His coat half off, Charlie’s arms dropped.

“Is that what he told you? Does she even still have a key?”

“Of course. We didn’t force her to surrender her key to us.”

Then she remembered Marie earlier that evening, her head twitching when Dara explained to Madame Sylvie that Charlie wouldn’t be joining them that night.

“She thought we’d both be at the Ballenger. She gave him her key.”

“Dara, I don’t . . .” Charlie started but then stopped.

“He wasn’t getting anywhere with us on partnering to sell the house,” Dara said, “and now he’s got a new angle. She’s filled his head with crazy ideas.”

“Like what?”

“Like we took advantage of her. Like we stole the house out from under her.”

“Dara,” Charlie said, hands on her shoulders now, “we’ll fix this. We’ll . . . I’ll fix it.”

“We have to fire him,” Dara said. “Tomorrow.”

“Of course,” Charlie said, but he wouldn’t quite look at her.
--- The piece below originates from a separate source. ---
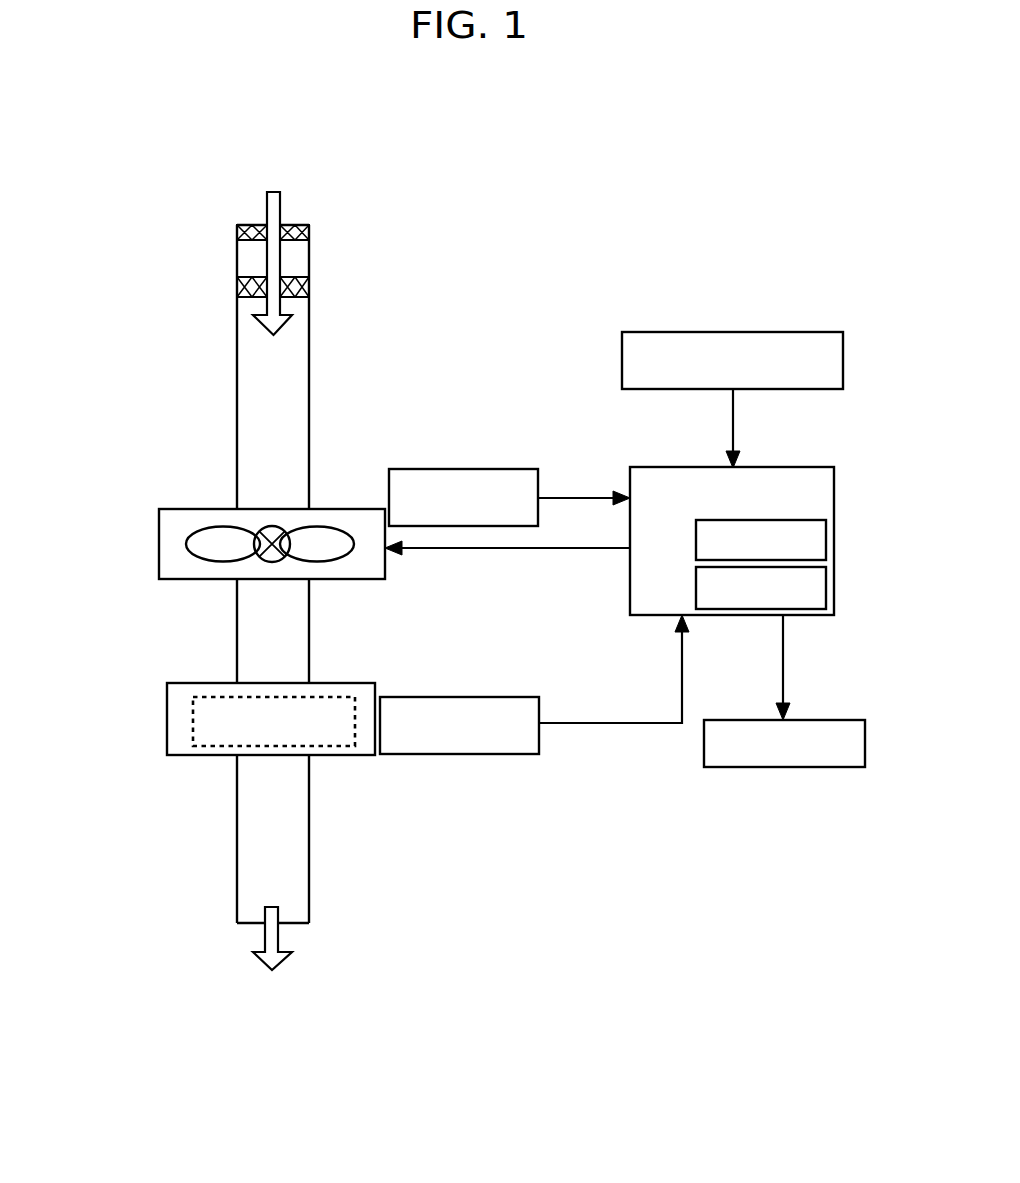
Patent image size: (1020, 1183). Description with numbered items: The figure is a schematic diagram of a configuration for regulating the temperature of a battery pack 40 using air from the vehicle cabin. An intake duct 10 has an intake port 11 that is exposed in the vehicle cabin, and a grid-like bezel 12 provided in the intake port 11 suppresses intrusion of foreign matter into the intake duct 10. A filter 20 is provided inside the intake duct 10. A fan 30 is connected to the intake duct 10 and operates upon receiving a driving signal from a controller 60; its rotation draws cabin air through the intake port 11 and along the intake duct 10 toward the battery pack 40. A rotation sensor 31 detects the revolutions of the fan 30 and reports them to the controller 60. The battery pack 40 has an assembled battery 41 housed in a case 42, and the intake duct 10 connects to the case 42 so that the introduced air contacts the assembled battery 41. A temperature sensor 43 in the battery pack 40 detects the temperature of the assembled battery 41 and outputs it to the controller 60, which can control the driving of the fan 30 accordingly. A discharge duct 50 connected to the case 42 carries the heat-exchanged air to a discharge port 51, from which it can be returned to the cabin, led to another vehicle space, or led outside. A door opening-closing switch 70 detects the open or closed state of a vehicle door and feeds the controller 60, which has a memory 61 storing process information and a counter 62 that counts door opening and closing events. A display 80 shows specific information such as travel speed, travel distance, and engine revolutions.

How tentatively he walked, his back arched, his coat dragging behind him. His gait strained, stilted. His body stiff, like—as they used to joke years ago when it all still felt like it would go away soon—Frankenstein’s monster.

“I just need to think,” he said, heading for the stairs.

* * *

*

She waited for him to come to bed, but first he took a bath. Then she heard him moving through the house, checking all the locks, attaching the door chains.

Finally, late into the night, Dara crept downstairs and found Charlie sitting at the kitchen table. His back curved, the whiteness of his shoulders hunched. His legs spread wide and, before him, a plate of blobby pasta, untouched, spattered up the napkin tucked in his undershirt.

Something was wrong. He shouldn’t sit like that, not with his injuries. His half-broken body. But also a dancer—especially a dancer like Charlie—never sat like that, crooked, humped.

“I figured it out,” he said, not even turning around, his angel-blond head bowed.

Dara stepped inside, her eyes on the stove, red-spattered, broken sticks of stale spaghetti scattered across its top. Spaghetti that likely dated back more than a decade, her father’s love of Mueller’s with canned clams, or a pat of butter, ten raps from the grated-cheese can, emerald green and jumbo-size.